In honor of Domestic Violence ACTION Month I’ll be blogging all month about what it takes to end domestic violence. It is our view (at the Washington State Coalition Against Domestic Violence) that to prevent violence we need to:
So let’s get started. How do we address root causes of violence? What does that look like?
I just spent three amazing days at our annual conference. Root causes of violence were at the heart of our discussions on government deportation policies, racism, sexism, and homophobia, to name a few. Working to interrupt any of these oppressions is part of addressing root causes of violence. Because ultimately we know that if there is a system in place that values one person over another—for any reason whether it be racism, sexism, xenophobia, or homophobia—that system also allows domestic violence to flourish and thrive.
It seems like a daunting task, but I know change can happen. I want to tell you a story.
When I was three and my sister was six, my Uncle Jerry and Uncle Sean came to visit us. This was such a treat. What kids wouldn’t be squealing with delight when their uncles with purple and yellow hair and rainbow sequin tennis shoes came to shower them with love and affection? So we were pretty excited to show them around our neighborhood. In the time it took for us to take a walk around the block, my mother received a frantic phone call from a neighbor:
“I just saw your children on the shoulders of two weird men holding hands.”
My mother responded, “Those aren’t weird men, that’s my brother and his lover.”
The phone call ended with a click.
That neighbor never spoke to my mother again.
Fast forward to this summer, when I took my children to two (gay) weddings where the only thing that was weird was how darn hot it was for Western Washington.
This shift didn’t just happen. We fought for this change.
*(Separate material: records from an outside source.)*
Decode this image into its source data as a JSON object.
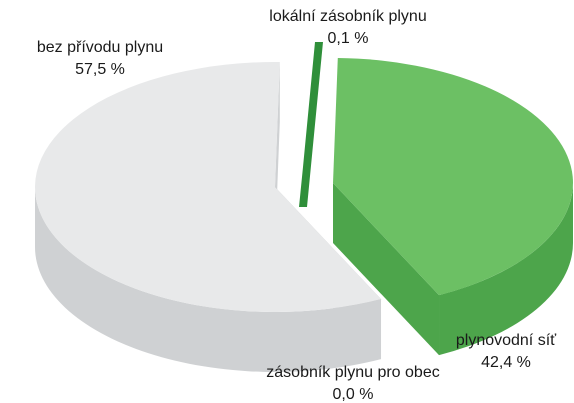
{
  "chart_data": {
    "type": "pie",
    "categories": [
      "bez přívodu plynu",
      "lokální zásobník plynu",
      "plynovodní síť",
      "zásobník plynu pro obec"
    ],
    "values": [
      57.5,
      0.1,
      42.4,
      0.0
    ],
    "value_labels": [
      "57,5 %",
      "0,1 %",
      "42,4 %",
      "0,0 %"
    ],
    "title": "",
    "style": "3d-exploded",
    "colors": {
      "bez_privodu_top": "#e8e9ea",
      "bez_privodu_side": "#cfd1d3",
      "lokalni_top": "#2f8f3a",
      "lokalni_side": "#3ea447",
      "plynovodni_top": "#6cc064",
      "plynovodni_side": "#4da54b",
      "zasobnik_obec_side": "#b9bbbd"
    }
  },
  "labels": {
    "bez": {
      "name": "bez přívodu plynu",
      "value": "57,5 %"
    },
    "lokalni": {
      "name": "lokální zásobník plynu",
      "value": "0,1 %"
    },
    "plynovodni": {
      "name": "plynovodní síť",
      "value": "42,4 %"
    },
    "zasobnik": {
      "name": "zásobník plynu pro obec",
      "value": "0,0 %"
    }
  }
}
When we at WSCADV stood in solidarity with Washington United for Marriage we did it not only because it was the right thing to do but because we understood that we must stand together if we want justice.
I know that things aren’t perfect. But I also know that when people are allowed to be who they are, the threat of violence is less. I know that if we take homophobia out of the equation, and people are not punished for being who they are, that relationships are healthier, and that ultimately we are all the better for it.
A change is gonna come, oh yes it will.